Mikael Grahne, President and CEO of Millicom, said: “Millicom created the first
tower joint-venture in Africa with Helios in January 2010. The initial results proved
very satisfactory, with an improved service level and a reduction in both capex and
operating expenses.” The transaction is expected to be completed in 2Q11F.
(Cellular News, 4 December, 2010, Tigo Tanzania Sells Tower Assets to Helios
Towers).
About Vodacom…
 According to our EMEA analyst, Martin Mabbutt, Vodacom remains powered by its
South African operations, and in particular its mobile data business. Meanwhile, its
international operations have gone through a painful readjustment to a more
competitive environment. They are now showing some signs of reducing their rate
of decline but are still a long way short of an overall improvement. Vodacom is
Vodafone’s vehicle for investment in Africa. Vodacom has indicated it is still
prepared to look beyond its current footprint for growth, but we do not expect this to
encompass more than one or two markets.
 Vodacom Tanzania, the current market leader, last week announced plans to
expand its network and improve network quality. It is targeting to increase its sub
numbers from around 8.5mn now to around 10mn, we think in the coming year
(Vodacom eyes 10 million subscribers, 3 October, 2010, All Africa). Although it took
the lead on reducing off-net tariffs recently, the company has said the tariff wars
might not be sustainable in the long run and believes these could negatively affect
investment in networks.
 We understand Vodacom now has a nationwide coverage with around 1,000
towers; a large majority of these were built in the past 18 months.
 Vodacom has also been driving its mobile banking services and its M-PESA service
has already seen over 1mn registered users since the launch in April 2008.
(Developing Telecoms, Tanzania’s mobile market in 2009: encouraging growth
follows a shaky start, 7 July, 2010)


 About Hits Tanzania and Hits Telecom
ExcellentCom (which is listed as Hits Tanzania) is expecting to launch services as
the 8th operator in 2011. The company was awarded a licence in 2007 but its
launch in 2008 was delayed due to the financial downturn. The company notes that
it has invested US$50mn in the country since and is likely to invest another
US$200mn over the next 10 years. It is also reviewing network-sharing options.

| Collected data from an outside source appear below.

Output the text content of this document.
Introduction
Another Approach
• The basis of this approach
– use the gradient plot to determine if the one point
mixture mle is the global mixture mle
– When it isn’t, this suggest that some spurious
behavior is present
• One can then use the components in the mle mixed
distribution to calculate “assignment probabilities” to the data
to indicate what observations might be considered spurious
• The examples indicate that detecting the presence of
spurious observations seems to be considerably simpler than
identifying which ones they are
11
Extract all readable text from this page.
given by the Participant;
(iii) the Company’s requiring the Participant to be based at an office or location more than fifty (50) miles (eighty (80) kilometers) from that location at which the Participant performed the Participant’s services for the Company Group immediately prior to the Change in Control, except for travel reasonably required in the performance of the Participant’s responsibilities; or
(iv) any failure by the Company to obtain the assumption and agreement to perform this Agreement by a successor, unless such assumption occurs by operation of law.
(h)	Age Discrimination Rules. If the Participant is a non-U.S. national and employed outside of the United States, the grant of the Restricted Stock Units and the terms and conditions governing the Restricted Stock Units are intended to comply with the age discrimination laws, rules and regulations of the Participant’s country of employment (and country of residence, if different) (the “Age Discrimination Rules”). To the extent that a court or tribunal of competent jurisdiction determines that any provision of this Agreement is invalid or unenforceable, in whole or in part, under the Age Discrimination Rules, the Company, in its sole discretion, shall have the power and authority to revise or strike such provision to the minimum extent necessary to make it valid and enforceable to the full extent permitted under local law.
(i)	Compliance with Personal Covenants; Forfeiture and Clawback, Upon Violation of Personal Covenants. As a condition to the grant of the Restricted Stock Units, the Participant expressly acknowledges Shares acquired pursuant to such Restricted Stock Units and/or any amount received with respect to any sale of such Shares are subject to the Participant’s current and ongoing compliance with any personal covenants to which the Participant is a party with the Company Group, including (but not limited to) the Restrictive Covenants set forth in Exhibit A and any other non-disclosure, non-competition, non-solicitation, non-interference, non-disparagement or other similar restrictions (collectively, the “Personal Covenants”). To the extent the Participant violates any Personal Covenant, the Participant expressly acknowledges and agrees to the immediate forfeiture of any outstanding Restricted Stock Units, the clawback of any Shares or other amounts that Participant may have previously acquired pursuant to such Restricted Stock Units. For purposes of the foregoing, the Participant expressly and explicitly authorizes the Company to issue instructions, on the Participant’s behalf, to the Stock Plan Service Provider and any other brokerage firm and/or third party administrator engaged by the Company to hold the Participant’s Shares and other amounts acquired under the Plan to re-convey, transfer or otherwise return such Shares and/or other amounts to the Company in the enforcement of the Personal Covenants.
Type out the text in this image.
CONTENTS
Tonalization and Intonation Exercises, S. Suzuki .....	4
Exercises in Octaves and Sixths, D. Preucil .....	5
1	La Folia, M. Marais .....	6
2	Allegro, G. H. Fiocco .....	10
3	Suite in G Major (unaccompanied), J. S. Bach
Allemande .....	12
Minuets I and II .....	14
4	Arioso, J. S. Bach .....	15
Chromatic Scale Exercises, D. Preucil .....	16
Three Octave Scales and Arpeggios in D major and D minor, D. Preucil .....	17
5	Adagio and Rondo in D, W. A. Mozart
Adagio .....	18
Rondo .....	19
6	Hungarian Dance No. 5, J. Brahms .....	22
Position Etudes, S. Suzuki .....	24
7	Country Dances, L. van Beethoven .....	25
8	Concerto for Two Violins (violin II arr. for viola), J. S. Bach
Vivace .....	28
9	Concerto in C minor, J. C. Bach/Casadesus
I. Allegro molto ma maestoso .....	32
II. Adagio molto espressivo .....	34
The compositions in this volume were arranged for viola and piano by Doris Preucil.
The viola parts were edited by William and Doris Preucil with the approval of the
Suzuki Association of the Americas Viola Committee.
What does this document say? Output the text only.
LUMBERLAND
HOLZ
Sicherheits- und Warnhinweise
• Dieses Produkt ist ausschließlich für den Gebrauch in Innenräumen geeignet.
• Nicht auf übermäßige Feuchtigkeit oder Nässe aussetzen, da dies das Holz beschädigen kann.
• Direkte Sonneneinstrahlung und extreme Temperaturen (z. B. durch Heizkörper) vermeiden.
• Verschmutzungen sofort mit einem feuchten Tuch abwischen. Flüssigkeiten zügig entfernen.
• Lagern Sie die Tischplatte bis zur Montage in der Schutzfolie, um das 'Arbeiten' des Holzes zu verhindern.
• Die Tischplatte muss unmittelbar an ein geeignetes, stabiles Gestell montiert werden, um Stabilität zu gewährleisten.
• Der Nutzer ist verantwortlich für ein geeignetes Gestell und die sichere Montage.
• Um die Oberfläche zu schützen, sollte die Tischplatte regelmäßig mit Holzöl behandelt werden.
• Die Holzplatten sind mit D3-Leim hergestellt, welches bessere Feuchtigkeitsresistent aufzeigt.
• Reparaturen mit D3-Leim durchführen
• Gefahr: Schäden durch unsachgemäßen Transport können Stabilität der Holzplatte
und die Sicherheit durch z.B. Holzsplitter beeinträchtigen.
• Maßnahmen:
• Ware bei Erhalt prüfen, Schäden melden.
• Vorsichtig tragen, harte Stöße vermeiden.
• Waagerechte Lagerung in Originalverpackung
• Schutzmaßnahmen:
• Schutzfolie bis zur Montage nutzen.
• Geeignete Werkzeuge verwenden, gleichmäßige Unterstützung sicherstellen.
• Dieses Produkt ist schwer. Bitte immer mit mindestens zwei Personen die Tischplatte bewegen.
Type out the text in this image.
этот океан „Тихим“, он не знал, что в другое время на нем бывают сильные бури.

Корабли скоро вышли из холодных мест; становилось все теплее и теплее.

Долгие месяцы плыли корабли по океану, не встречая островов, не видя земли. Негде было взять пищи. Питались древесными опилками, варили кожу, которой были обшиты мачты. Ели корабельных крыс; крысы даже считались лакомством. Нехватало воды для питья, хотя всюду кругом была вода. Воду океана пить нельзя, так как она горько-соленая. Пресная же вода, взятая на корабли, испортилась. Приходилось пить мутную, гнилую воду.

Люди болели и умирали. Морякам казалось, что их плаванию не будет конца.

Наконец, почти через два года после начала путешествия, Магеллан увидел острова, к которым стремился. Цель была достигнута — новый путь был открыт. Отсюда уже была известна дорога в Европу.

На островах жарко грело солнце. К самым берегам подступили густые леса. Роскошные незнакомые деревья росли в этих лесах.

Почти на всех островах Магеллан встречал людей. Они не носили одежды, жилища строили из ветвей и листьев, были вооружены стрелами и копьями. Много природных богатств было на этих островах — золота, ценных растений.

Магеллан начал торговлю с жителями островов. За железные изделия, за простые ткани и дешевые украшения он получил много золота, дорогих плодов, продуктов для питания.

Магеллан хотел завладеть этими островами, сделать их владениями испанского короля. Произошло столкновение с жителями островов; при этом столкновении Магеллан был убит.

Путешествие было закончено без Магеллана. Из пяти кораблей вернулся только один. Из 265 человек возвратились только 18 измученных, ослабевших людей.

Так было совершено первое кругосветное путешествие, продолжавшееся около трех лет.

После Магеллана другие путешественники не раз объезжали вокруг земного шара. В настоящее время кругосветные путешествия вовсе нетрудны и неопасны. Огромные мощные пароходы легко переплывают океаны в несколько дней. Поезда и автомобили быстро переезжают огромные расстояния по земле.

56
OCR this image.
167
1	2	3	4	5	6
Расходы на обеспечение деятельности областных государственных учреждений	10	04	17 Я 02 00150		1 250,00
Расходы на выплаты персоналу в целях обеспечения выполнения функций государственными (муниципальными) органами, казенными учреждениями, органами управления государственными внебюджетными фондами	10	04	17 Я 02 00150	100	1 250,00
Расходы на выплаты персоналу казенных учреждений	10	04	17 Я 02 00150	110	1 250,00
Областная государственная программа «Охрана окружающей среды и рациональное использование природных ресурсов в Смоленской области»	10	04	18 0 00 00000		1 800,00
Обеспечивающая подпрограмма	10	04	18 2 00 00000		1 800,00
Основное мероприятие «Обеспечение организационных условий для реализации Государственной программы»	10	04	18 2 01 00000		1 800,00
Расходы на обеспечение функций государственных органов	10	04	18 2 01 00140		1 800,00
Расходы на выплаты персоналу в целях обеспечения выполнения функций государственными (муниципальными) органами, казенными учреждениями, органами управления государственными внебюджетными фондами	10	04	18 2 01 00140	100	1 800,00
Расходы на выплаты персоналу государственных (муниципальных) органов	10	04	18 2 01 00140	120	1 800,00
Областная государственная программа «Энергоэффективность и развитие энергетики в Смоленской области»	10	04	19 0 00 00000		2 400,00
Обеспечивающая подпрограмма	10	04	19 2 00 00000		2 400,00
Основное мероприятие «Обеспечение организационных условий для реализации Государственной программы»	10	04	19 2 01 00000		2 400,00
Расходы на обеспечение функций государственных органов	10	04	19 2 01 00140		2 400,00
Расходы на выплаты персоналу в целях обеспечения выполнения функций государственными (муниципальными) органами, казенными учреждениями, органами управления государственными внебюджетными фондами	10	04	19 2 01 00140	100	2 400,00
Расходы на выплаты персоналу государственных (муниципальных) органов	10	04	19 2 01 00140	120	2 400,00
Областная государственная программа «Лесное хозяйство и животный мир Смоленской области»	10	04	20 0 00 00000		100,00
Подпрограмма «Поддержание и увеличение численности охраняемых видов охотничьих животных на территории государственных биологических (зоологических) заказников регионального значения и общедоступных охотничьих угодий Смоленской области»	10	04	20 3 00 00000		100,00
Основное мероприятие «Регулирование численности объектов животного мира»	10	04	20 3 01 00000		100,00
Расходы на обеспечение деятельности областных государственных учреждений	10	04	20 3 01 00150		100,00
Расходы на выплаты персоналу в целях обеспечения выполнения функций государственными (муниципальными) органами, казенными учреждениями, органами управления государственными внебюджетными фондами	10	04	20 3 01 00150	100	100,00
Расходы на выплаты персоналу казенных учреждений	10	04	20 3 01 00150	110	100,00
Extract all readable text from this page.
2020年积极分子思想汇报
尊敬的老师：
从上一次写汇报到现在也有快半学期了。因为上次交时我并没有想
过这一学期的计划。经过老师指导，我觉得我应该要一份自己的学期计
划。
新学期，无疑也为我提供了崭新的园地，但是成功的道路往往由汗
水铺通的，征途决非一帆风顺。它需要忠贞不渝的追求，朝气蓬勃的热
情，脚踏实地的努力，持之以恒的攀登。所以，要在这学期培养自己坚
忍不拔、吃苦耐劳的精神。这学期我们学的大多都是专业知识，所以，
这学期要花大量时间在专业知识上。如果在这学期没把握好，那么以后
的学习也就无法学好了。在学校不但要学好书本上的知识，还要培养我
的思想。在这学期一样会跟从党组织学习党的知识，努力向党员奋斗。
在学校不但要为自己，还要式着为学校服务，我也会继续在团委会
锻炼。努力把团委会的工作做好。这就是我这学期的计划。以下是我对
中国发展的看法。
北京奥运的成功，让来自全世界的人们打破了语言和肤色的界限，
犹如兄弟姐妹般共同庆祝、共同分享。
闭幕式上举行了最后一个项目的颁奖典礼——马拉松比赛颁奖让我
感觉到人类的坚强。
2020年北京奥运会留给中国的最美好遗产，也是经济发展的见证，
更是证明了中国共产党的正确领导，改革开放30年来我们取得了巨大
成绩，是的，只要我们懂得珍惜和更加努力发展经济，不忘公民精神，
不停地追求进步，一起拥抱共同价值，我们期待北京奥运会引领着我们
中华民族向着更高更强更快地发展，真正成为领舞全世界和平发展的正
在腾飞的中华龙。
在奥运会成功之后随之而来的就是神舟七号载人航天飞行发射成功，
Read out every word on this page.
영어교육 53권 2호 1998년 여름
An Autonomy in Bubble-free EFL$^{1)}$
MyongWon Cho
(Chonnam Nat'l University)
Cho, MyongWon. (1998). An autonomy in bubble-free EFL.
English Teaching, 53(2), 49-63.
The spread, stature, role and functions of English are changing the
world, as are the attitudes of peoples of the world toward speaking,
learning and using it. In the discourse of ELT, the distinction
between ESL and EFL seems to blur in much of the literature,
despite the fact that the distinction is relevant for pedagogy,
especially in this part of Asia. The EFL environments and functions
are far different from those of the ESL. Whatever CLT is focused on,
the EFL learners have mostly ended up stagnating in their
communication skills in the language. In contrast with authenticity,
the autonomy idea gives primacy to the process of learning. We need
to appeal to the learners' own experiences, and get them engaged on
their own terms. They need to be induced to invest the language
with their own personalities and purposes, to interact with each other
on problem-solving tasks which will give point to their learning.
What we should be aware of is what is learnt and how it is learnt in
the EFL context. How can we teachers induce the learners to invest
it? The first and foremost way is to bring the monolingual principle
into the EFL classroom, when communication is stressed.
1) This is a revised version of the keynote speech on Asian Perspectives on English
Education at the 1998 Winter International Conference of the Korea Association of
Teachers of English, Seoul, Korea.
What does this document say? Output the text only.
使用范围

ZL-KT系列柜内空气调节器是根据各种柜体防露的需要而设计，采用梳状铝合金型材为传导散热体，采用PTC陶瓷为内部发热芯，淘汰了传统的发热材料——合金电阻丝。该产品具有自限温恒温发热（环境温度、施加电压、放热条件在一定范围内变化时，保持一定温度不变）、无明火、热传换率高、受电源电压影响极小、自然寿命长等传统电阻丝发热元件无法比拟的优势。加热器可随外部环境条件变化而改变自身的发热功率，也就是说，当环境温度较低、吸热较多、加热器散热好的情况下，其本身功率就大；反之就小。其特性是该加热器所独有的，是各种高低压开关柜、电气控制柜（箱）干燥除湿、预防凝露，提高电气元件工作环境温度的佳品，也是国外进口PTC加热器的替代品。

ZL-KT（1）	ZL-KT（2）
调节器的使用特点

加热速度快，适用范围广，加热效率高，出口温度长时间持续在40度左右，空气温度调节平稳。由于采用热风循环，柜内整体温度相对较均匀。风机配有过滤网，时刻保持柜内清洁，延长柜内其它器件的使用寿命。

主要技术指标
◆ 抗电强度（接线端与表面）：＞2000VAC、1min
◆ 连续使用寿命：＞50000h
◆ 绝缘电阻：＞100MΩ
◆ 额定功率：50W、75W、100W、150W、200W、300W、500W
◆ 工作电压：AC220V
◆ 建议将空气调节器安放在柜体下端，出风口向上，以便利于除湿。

 Hits Tanzania is a subsidiary of Hits Africa, which in turn is a subsidiary of Hits
Telecom. Hits Telecom is a Kuwait-based holding company that moved into
telecoms in 2008. According to its website, Hits Africa aims to take advantage of
the African opportunity by pursuing an aggressive roll-out strategy for growth and
building networks in its regions of operation. It has a number of licences, most
significantly in Tanzania and the DRC, but has yet to launch service in any
meaningful way, according to Mr Martin Mabbutt. The Hits group overall also has
operations in Brazil, China and Saudi Arabia. In 2009 (December year end) it
reported revenues of KWD126mn (US$ 440mn).


Risks: Risks to our price target include stronger-than-expected competition and
unfavourable regulatory developments related to various fees and charges. Upside
risks include benign competition and faster-than-anticipated stability in pricing.